Di media vuelta y me dirigí hacia el Arco del Triunfo, abriéndome paso con impaciencia y cierta destreza entre las hordas de turistas que caminaban con parsimonia admirando el monumento y deteniéndose para hacerle fotos. Saqué la agenda y marqué el número de la asociación de Franck Lévy. Pregunté si podía ir en ese momento, en lugar de por la tarde. «Perfecto, no hay ningún problema», me respondieron. Me hallaba en la avenida Hoche, cerca de allí, por lo que tardé en llegar menos de diez minutos. Una vez fuera de la abarrotada arteria que cruza los Campos Elíseos, las demás avenidas que salían de la plaza de l'Étoile estaban sorprendentemente vacías.
Le calculé a Franck Lévy unos sesenta y cinco años. En su rostro se adivinaba una nobleza profunda y algo cansada. Pasamos a su oficina, un despacho con el techo alto lleno de libros, archivos, ordenadores y fotografías. Mis ojos se posaron en las fotos en blanco y negro pinchadas en la pared. Había bebés, críos que empezaban a caminar, niños que llevaban la estrella.
– Muchos de ellos son niños del Vel' d'Hiv' -dijo, siguiendo la dirección de mi mirada-, pero hay otros. Todos forman parte de los once mil niños que fueron deportados de Francia.

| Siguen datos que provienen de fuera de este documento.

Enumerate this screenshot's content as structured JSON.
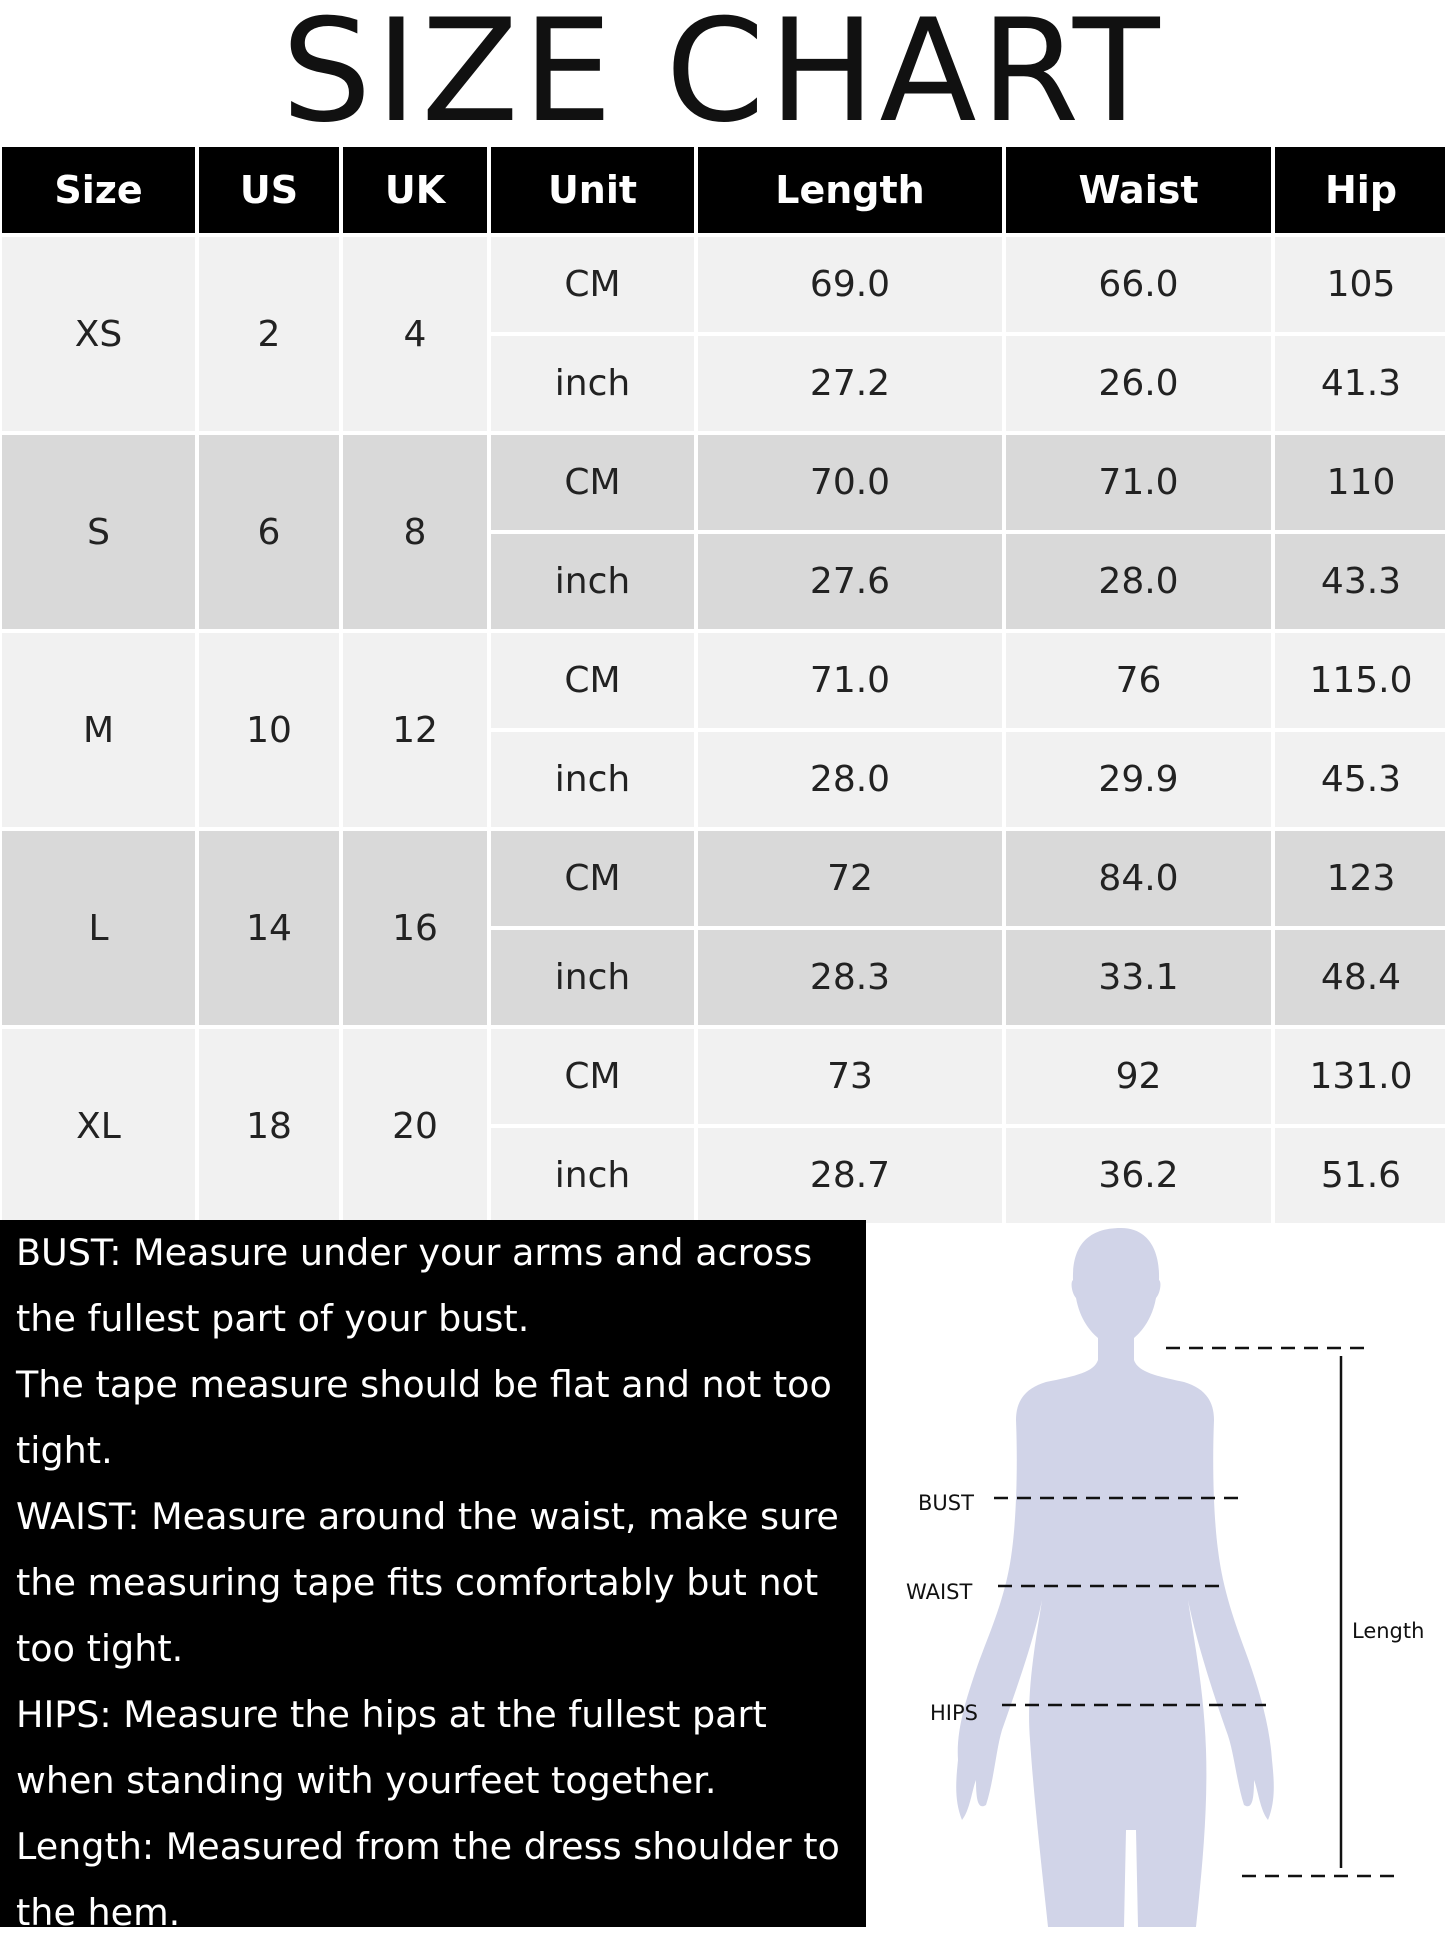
{
  "title": "SIZE CHART",
  "table": {
    "headers": [
      "Size",
      "US",
      "UK",
      "Unit",
      "Length",
      "Waist",
      "Hip"
    ],
    "rows": [
      {
        "size": "XS",
        "us": "2",
        "uk": "4",
        "cm": {
          "unit": "CM",
          "length": "69.0",
          "waist": "66.0",
          "hip": "105"
        },
        "inch": {
          "unit": "inch",
          "length": "27.2",
          "waist": "26.0",
          "hip": "41.3"
        }
      },
      {
        "size": "S",
        "us": "6",
        "uk": "8",
        "cm": {
          "unit": "CM",
          "length": "70.0",
          "waist": "71.0",
          "hip": "110"
        },
        "inch": {
          "unit": "inch",
          "length": "27.6",
          "waist": "28.0",
          "hip": "43.3"
        }
      },
      {
        "size": "M",
        "us": "10",
        "uk": "12",
        "cm": {
          "unit": "CM",
          "length": "71.0",
          "waist": "76",
          "hip": "115.0"
        },
        "inch": {
          "unit": "inch",
          "length": "28.0",
          "waist": "29.9",
          "hip": "45.3"
        }
      },
      {
        "size": "L",
        "us": "14",
        "uk": "16",
        "cm": {
          "unit": "CM",
          "length": "72",
          "waist": "84.0",
          "hip": "123"
        },
        "inch": {
          "unit": "inch",
          "length": "28.3",
          "waist": "33.1",
          "hip": "48.4"
        }
      },
      {
        "size": "XL",
        "us": "18",
        "uk": "20",
        "cm": {
          "unit": "CM",
          "length": "73",
          "waist": "92",
          "hip": "131.0"
        },
        "inch": {
          "unit": "inch",
          "length": "28.7",
          "waist": "36.2",
          "hip": "51.6"
        }
      }
    ]
  },
  "notes": [
    "BUST: Measure under your arms and across",
    "the fullest part of your bust.",
    "The tape measure should be flat and not too",
    "tight.",
    "WAIST: Measure around the waist, make sure",
    "the measuring tape fits comfortably but not",
    "too tight.",
    "HIPS: Measure the hips at the fullest part",
    "when standing with yourfeet together.",
    "Length: Measured from the dress shoulder to",
    "the hem."
  ],
  "figure": {
    "labels": {
      "bust": "BUST",
      "waist": "WAIST",
      "hips": "HIPS",
      "length": "Length"
    },
    "silhouette_color": "#d1d4e8"
  }
}
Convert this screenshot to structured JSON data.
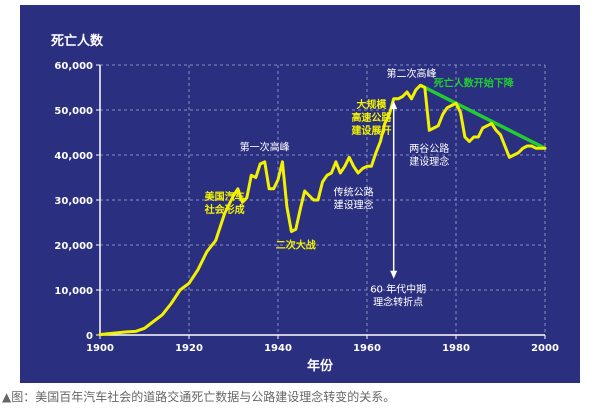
{
  "caption": "▲图：美国百年汽车社会的道路交通死亡数据与公路建设理念转变的关系。",
  "colors": {
    "background": "#2b2f7f",
    "grid": "#8a8fc8",
    "text": "#ffffff",
    "series": "#f2f200",
    "trend": "#22cc33",
    "arrow": "#ffffff"
  },
  "chart_data": {
    "type": "line",
    "ylabel": "死亡人数",
    "xlabel": "年份",
    "xlim": [
      1900,
      2000
    ],
    "ylim": [
      0,
      60000
    ],
    "xticks": [
      1900,
      1920,
      1940,
      1960,
      1980,
      2000
    ],
    "xtick_labels": [
      "1900",
      "1920",
      "1940",
      "1960",
      "1980",
      "2000"
    ],
    "yticks": [
      0,
      10000,
      20000,
      30000,
      40000,
      50000,
      60000
    ],
    "ytick_labels": [
      "0",
      "10,000",
      "20,000",
      "30,000",
      "40,000",
      "50,000",
      "60,000"
    ],
    "grid": true,
    "series": [
      {
        "x": [
          1900,
          1902,
          1904,
          1906,
          1908,
          1910,
          1912,
          1914,
          1916,
          1918,
          1920,
          1922,
          1924,
          1926,
          1928,
          1930,
          1931,
          1932,
          1933,
          1934,
          1935,
          1936,
          1937,
          1938,
          1939,
          1940,
          1941,
          1942,
          1943,
          1944,
          1945,
          1946,
          1947,
          1948,
          1949,
          1950,
          1951,
          1952,
          1953,
          1954,
          1955,
          1956,
          1957,
          1958,
          1959,
          1960,
          1961,
          1962,
          1963,
          1964,
          1965,
          1966,
          1967,
          1968,
          1969,
          1970,
          1971,
          1972,
          1973,
          1974,
          1975,
          1976,
          1977,
          1978,
          1979,
          1980,
          1981,
          1982,
          1983,
          1984,
          1985,
          1986,
          1987,
          1988,
          1989,
          1990,
          1991,
          1992,
          1993,
          1994,
          1995,
          1996,
          1997,
          1998,
          1999,
          2000
        ],
        "y": [
          100,
          300,
          500,
          700,
          800,
          1500,
          3000,
          4500,
          7000,
          10000,
          11500,
          14500,
          18500,
          21000,
          27000,
          31000,
          32500,
          29500,
          30500,
          35500,
          35000,
          38000,
          38500,
          32500,
          32500,
          34500,
          38500,
          28500,
          23000,
          23500,
          28000,
          32000,
          31000,
          30000,
          30000,
          34000,
          35500,
          36000,
          38500,
          36000,
          37500,
          39500,
          37500,
          36000,
          37000,
          37500,
          37500,
          40500,
          43000,
          47000,
          49000,
          52500,
          52500,
          53000,
          54000,
          52500,
          54500,
          55500,
          55000,
          45500,
          46000,
          46500,
          49000,
          50500,
          51000,
          51500,
          49500,
          44000,
          43000,
          44000,
          44000,
          46000,
          46500,
          47000,
          45500,
          44500,
          42000,
          39500,
          40000,
          40500,
          41500,
          42000,
          42000,
          41500,
          41500,
          41500
        ]
      }
    ],
    "trend_line": {
      "x": [
        1972,
        2000
      ],
      "y": [
        55500,
        41500
      ]
    },
    "arrow": {
      "x": 1966,
      "y_from": 52000,
      "y_to": 12500
    },
    "annotations": [
      {
        "key": "a1",
        "lines": [
          "美国汽车",
          "社会形成"
        ],
        "x": 1928,
        "y": 30000,
        "anchor": "middle",
        "color": "#f2f200",
        "bold": true
      },
      {
        "key": "a2",
        "lines": [
          "第一次高峰"
        ],
        "x": 1937,
        "y": 41000,
        "anchor": "middle",
        "color": "#ffffff",
        "bold": false
      },
      {
        "key": "a3",
        "lines": [
          "二次大战"
        ],
        "x": 1944,
        "y": 19200,
        "anchor": "middle",
        "color": "#f2f200",
        "bold": true
      },
      {
        "key": "a4",
        "lines": [
          "大规模",
          "高速公路",
          "建设展开"
        ],
        "x": 1961,
        "y": 50500,
        "anchor": "middle",
        "color": "#f2f200",
        "bold": true
      },
      {
        "key": "a5",
        "lines": [
          "传统公路",
          "建设理念"
        ],
        "x": 1957,
        "y": 31000,
        "anchor": "middle",
        "color": "#ffffff",
        "bold": false
      },
      {
        "key": "a6",
        "lines": [
          "60 年代中期",
          "理念转折点"
        ],
        "x": 1967,
        "y": 9500,
        "anchor": "middle",
        "color": "#ffffff",
        "bold": false
      },
      {
        "key": "a7",
        "lines": [
          "第二次高峰"
        ],
        "x": 1970,
        "y": 57300,
        "anchor": "middle",
        "color": "#ffffff",
        "bold": false
      },
      {
        "key": "a8",
        "lines": [
          "死亡人数开始下降"
        ],
        "x": 1975,
        "y": 55200,
        "anchor": "start",
        "color": "#22cc33",
        "bold": true
      },
      {
        "key": "a9",
        "lines": [
          "两谷公路",
          "建设理念"
        ],
        "x": 1974,
        "y": 40700,
        "anchor": "middle",
        "color": "#ffffff",
        "bold": false
      }
    ]
  }
}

Nos sentamos junto a su mesa. Antes de la entrevista le había mandado algunas consultas por correo electrónico.
– Así que quiere información sobre los campos de Loiret -empezó.
– Sí -contesté-. Beaune-la-Rolande y Pithiviers. Hay muchos datos disponibles sobre Drancy, que es el más cercano a París, pero de los otros dos se sabe mucho menos.
Franck Lévy suspiró.
– Tiene razón. Comparado con Drancy, hay poco material sobre los campos de Loiret. Cuando vaya allí, comprobará que no hay muchos restos que expliquen lo que ocurrió. La gente que vive allí tampoco quiere recordar. Se niegan a hablar. Para colmo, hubo muy pocos supervivientes.